The energy manager with the help of Wattics energy analytics software can evaluate and understands the benefits and risks so to bring on the same page energy and financial managers gaining insights into their utility infrastructure. In addition, the platform allows other governance models to maintain those benefits and reduce the risks for their premises.
Increasing Costs of Commodities
Forecasting energy and water consumption growth in buildings are key. It is expected an energy rate will increase and that will drive up the buildings’ existing commodity budget of about 20-40% over the next five years.
Hence, technology for collecting sensor data, business data and environmental data to calculate building energy performance, energy planning and innovation has been a primary focus of Wattics Energy Management. Currently, there’s a significant gap between the energy models used in the design of energy-efficient buildings, and how buildings actually perform after they’re built. This gap is expanded even further by the complexity of the mechanical systems installed in these buildings. Calculating and updating the actual building energy funding per square meter is key.

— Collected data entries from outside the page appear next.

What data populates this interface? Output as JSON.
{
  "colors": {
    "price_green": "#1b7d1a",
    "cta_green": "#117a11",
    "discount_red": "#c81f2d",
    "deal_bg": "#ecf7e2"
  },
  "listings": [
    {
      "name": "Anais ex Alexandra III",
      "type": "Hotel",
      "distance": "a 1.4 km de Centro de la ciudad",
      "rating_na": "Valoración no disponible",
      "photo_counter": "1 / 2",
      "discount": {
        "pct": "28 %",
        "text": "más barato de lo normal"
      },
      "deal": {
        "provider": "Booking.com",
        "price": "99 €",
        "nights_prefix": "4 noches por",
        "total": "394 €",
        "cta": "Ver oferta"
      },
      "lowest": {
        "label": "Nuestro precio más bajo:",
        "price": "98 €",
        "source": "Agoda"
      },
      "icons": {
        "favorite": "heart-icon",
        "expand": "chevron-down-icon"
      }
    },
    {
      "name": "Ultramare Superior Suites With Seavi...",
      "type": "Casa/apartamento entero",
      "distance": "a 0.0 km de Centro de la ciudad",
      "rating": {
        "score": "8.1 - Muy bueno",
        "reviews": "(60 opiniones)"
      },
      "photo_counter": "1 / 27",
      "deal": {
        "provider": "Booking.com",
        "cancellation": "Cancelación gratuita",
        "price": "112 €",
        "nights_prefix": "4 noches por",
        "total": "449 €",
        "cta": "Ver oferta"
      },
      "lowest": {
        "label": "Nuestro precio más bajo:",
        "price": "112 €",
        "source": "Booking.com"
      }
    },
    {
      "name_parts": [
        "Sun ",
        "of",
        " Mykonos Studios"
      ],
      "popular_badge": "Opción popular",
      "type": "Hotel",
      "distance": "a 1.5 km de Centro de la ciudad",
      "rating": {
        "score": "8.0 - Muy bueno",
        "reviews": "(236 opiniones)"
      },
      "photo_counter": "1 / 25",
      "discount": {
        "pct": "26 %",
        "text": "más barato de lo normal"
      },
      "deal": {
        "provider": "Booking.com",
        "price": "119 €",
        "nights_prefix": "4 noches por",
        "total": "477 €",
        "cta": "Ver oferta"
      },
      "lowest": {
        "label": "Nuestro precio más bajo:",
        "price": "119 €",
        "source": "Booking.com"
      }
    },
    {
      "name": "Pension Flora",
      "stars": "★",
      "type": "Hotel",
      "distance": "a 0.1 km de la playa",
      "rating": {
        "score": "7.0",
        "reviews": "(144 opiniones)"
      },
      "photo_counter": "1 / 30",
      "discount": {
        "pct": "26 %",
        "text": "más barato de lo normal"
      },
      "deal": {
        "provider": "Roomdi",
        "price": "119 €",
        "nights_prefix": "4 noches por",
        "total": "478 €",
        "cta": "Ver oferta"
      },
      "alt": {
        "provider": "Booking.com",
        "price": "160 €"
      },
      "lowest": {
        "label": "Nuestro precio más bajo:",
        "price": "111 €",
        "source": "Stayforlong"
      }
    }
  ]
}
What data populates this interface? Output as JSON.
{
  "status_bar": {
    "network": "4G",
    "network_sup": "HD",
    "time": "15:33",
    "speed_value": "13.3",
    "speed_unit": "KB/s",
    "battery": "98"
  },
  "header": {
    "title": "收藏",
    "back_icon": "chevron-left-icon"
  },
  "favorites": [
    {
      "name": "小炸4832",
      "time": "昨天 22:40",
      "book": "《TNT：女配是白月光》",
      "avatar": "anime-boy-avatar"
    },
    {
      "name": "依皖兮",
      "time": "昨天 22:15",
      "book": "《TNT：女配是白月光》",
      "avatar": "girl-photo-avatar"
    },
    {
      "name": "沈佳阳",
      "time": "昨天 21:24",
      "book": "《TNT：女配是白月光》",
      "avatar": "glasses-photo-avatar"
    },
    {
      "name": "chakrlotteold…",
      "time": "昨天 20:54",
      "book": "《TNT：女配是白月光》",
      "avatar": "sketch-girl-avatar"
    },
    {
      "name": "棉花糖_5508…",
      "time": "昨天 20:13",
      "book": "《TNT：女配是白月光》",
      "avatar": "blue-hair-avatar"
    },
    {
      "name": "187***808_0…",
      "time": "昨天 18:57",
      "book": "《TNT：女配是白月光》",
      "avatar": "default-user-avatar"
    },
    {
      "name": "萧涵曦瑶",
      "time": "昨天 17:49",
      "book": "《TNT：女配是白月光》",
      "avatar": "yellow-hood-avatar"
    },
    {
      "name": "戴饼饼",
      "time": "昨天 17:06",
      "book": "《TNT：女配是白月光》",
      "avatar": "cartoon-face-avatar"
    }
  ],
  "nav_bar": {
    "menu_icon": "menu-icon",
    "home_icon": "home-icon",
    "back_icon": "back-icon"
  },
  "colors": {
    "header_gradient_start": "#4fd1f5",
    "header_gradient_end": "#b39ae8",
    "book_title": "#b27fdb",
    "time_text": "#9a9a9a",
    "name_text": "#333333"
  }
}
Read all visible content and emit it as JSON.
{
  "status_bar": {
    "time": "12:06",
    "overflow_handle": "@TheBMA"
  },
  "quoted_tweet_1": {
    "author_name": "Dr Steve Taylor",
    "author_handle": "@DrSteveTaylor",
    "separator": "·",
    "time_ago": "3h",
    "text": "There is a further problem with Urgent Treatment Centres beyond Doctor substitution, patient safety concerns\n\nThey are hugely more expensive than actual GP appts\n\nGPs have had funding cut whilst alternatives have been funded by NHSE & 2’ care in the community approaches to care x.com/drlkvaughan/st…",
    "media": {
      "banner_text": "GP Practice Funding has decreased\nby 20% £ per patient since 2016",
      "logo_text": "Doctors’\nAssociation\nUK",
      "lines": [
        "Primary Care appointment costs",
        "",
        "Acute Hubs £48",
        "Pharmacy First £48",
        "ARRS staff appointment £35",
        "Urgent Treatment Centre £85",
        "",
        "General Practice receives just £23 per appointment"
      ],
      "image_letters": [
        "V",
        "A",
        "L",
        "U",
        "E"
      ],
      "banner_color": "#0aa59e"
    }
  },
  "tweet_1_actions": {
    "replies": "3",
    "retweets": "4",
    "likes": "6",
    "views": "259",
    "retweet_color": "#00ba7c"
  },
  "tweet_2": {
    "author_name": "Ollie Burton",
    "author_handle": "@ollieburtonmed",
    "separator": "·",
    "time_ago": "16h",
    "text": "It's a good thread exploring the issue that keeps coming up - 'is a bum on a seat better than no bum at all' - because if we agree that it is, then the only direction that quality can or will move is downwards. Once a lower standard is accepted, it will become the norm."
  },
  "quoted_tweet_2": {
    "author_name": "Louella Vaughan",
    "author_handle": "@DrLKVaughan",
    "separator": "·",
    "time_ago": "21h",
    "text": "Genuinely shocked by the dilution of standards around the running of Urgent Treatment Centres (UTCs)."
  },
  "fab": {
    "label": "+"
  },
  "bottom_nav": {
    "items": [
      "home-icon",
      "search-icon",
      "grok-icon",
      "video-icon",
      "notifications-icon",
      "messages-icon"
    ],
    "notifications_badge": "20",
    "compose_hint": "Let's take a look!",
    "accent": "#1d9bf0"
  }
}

Significant investments are continuously needed in buildings to re-vamping an aging infrastructure in all utilities.
To mitigate risks, further investments will be required to replace electrical sub-stations, electrical Paper Insulated Lead Cables (PILC), natural gas lines, cast iron water pipes, and ageing storm and sanitary lines.
Peak Electrical Demand
Despite current energy conservation and efficiency efforts, a forecasted electrical demand growth in buildings indicates that many buildings would be far from achieving country-specific energy saving targets. Some buildings could partially recover capital costs through increased electrical revenue from renewable sources in the coming years. If the revenue doesn’t grow as anticipated, companies will be responsible for paying the balance remaining. Current financial modelling in Europe indicates the letter of credit will be paid off by 2020.
Companies are currently evaluating local electrical co-generation and/or substantive demand-side management initiatives to avoid this risk. Companies should also thrive to avoid or defer growth-related capital costs connected to their own electrical infrastructures including medium and long-term plans to manage electrical demand without exceeding maximum imported capacity.
For many companies, the number one seismic risk is their powerhouse that might provide electricity and/or steam and often houses the water pumps that pressurize the domestic water distribution system. Eliminating this seismic risk by replacing the powerhouses with modern energy centres is something to consider.
Integrated Stormwater Management (ISMP)
Another risk mitigation action that requires a significant investment within the Infrastructure Impact Charge (IIC) could be a plan to enable stormwater detention facilities to limit storm flows.
Catastrophic Events (emergency/continuity planning)
Should a catastrophic event occur, providing a diversification of electricity, heat, water, and sanitary sewer services are essential. Risk can be mitigated by introducing a monitoring system such as Wattics in conjunction with a number of redundant (i.e. backup) features, which offer some resilience.
Of concern is a potential gap in company expectations when electricity, natural gas/heat, and water would be available following a catastrophic event. It is to avoid a 100 per cent dependency upon a unique source of electricity, natural gas and water. Considering options that may provide some diversification, while providing other benefits is key to mitigate risks.
Infrastructure Master Planning
In general, risks can be mitigated by planning ahead and installing a platform that is capable of unifying data from a multitude of sensors, monitoring and tracking the evolution of key performance indicators. Energy managers must ensure that all of the existing infrastructure models reflect the new building construction growth as occurring in company’s premises and ensuring greater integration of the various infrastructure master plans, to minimize disruptions and maximize synergies.